Music is also one of the most popular activities in schools, and chief among the different groups is  marching band.  There are several sites that offer ideas for field shows and/or music, but this site is a site that allows free downloads of all music content.  Additionally, users have the opportunity to upload original scores and compositions to make available on the site.

I would be remiss (and perhaps chastised by my wife!)  if I did not also mention art as well.  In her teaching, she has had success with this site, which offers lesson plans as well as instructional videos for students.  User content is not uploaded, but a discussion/chat feature on the site allows her to see feedback.  She is also notified of any updates to the site, such as a new instructional video or art supply available.

These are four very simple sites that help indicate one thing:  technology is available for educational activities beyond the classroom for both students as well as coaches/advisers.

Till next time!


A More In-Depth Vision of Networking with My Students

As I stated in a previous post, I am very interested in being able to capture the time my futures students spend on social media networks such as Facebook for educational purposes.  “Mr. Kephart’s Facebook Page” could be a real supplemental tool for my classroom.

My vision here is that there could be a page where students could check their assignments online.  When I was in high school, we had something called “the homework hotline” that students could call.  Teachers would record their assignments via a voice message every day, and students would be able to call and listen to the recording to get the assignment if they forgot to write it down, or misplaced their assignment details.

A “teacher’s website” is currently being utilized by most of the teachers I know–details about the course, due dates, the teachers themselves, etc.  I think that Module #3’s detail of web feeds, RSS feeds, etc. would be the next logical step.  If the student is alerted whenever the teacher makes a change to a page, or adds another bit of information, etc., it would really help those that are connected.  Facebook really seems like a good medium for this for two reasons:  it is very conducive to such a feed, and more importantly–an increasing number of students have access and utlize the site.

My fear is always that some students will be left out, though.  So my question to any who read this:  Would it be fair to use a facebook page to assist in my teaching?  Or should I skip it so some students do not feel left out?  I have no desire to make it a NECESSARY component of the classroom, just simply an additional medium to access their brains!

Vote if you can!


Are County Fairs too Antiquated?

It’s fair week in Clearfield!  Anyone else going?

My wife is an art teacher, and entered about 30 pieces of her students’ artwork into the high school contest this year, so we got to go in and walk around today for a bit.  We walked through two of the expo buildings and–as usual–there were many vendors promoting just about everything there.

“Just about” everything.

The ONLY bit of technology that was there was a cell phone company, selling phone covers. Phone covers.  Not the actual phones.  Just the covers.  Heh.

(A bit of a rabbit trail follows, along with a shameless plug)

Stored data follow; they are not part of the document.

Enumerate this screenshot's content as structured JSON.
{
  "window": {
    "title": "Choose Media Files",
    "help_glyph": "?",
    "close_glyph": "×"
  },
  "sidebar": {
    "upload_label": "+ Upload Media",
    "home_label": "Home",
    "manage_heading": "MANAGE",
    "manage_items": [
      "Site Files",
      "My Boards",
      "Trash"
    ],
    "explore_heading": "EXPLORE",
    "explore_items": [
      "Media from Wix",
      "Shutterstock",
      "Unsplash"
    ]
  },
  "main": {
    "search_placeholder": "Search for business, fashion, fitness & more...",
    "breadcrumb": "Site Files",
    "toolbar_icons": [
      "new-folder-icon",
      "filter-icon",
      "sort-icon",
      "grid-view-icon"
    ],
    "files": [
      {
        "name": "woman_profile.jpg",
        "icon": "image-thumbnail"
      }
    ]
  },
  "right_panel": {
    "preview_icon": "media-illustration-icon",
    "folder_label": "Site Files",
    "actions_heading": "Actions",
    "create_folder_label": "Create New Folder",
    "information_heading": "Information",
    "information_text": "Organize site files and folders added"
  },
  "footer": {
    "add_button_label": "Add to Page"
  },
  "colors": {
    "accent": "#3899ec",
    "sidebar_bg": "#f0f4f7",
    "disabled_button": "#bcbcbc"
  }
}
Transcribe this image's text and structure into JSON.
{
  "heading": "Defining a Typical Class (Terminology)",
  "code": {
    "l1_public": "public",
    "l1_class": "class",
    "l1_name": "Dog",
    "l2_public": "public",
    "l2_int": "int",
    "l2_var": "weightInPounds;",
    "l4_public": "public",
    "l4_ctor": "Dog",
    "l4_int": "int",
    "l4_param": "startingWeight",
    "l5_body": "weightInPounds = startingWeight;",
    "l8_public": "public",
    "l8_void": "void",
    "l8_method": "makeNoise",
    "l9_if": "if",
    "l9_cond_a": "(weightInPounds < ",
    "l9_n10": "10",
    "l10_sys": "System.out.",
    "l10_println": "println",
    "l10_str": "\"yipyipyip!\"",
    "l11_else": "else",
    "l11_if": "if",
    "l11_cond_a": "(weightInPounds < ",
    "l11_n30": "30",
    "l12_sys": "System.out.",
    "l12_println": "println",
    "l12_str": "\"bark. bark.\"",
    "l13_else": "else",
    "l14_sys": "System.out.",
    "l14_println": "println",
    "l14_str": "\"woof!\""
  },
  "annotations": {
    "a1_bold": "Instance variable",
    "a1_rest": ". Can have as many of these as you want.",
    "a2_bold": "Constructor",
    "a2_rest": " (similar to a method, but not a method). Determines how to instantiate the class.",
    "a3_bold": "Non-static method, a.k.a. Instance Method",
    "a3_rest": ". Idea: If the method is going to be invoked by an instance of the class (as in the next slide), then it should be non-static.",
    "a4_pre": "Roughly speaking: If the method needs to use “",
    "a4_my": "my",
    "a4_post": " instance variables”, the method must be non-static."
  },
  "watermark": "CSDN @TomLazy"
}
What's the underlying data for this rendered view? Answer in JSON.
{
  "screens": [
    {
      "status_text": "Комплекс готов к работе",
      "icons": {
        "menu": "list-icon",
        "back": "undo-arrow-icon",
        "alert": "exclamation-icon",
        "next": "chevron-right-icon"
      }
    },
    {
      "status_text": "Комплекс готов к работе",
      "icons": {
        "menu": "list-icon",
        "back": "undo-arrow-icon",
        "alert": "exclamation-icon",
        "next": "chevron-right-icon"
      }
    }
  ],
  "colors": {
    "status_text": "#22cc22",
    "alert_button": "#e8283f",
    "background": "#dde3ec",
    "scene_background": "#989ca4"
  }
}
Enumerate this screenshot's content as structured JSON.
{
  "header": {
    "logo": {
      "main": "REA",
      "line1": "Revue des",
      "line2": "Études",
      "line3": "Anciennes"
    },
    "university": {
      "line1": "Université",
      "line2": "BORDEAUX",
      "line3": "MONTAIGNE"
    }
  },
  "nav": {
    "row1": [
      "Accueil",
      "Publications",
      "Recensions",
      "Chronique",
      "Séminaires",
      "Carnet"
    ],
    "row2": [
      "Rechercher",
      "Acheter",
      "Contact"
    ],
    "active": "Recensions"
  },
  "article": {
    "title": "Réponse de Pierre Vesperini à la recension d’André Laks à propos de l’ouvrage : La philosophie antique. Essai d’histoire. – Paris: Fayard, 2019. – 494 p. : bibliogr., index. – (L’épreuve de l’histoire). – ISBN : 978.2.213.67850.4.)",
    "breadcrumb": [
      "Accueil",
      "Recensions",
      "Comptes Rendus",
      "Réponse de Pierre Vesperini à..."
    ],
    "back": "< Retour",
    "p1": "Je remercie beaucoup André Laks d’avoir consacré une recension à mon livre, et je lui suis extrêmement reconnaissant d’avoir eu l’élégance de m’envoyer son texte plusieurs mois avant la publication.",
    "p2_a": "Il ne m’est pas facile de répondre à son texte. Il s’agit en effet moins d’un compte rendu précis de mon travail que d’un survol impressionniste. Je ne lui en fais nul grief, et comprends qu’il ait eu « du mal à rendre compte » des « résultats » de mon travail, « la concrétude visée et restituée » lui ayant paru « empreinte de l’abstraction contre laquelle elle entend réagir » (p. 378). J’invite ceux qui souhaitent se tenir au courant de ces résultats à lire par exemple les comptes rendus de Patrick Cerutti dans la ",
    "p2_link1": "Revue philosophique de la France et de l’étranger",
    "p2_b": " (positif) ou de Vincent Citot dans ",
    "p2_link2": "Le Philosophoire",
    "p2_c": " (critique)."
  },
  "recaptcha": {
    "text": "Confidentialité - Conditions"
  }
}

I have the pleasure of working with a man who, with his wife, run and operate a local candle company.  REALLY nice candles!  In speaking with Steve this week, he made the offhand comment that it seems like less and less young people are attending the fair each year.  It used to be the highlight of the summer for everyone–young and old–but it now seemed like “kids come in for a bit, then leave after getting something to eat.  We hardly ever see them around the expo buildings, unless they are with their parents.”

Back to my comments above:  do I think there is a relationship between the lack of technology present at a county fair and the observations made by my coworker about the dwindling number of young people?


Should I take this into consideration when planning lessons, activities, projects, etc. with my future classroom?


After all, I’d hate to have a pre-dwindled interest in my classroom.  Gotta keep up with the Joneses.  Less Cows.  More technology.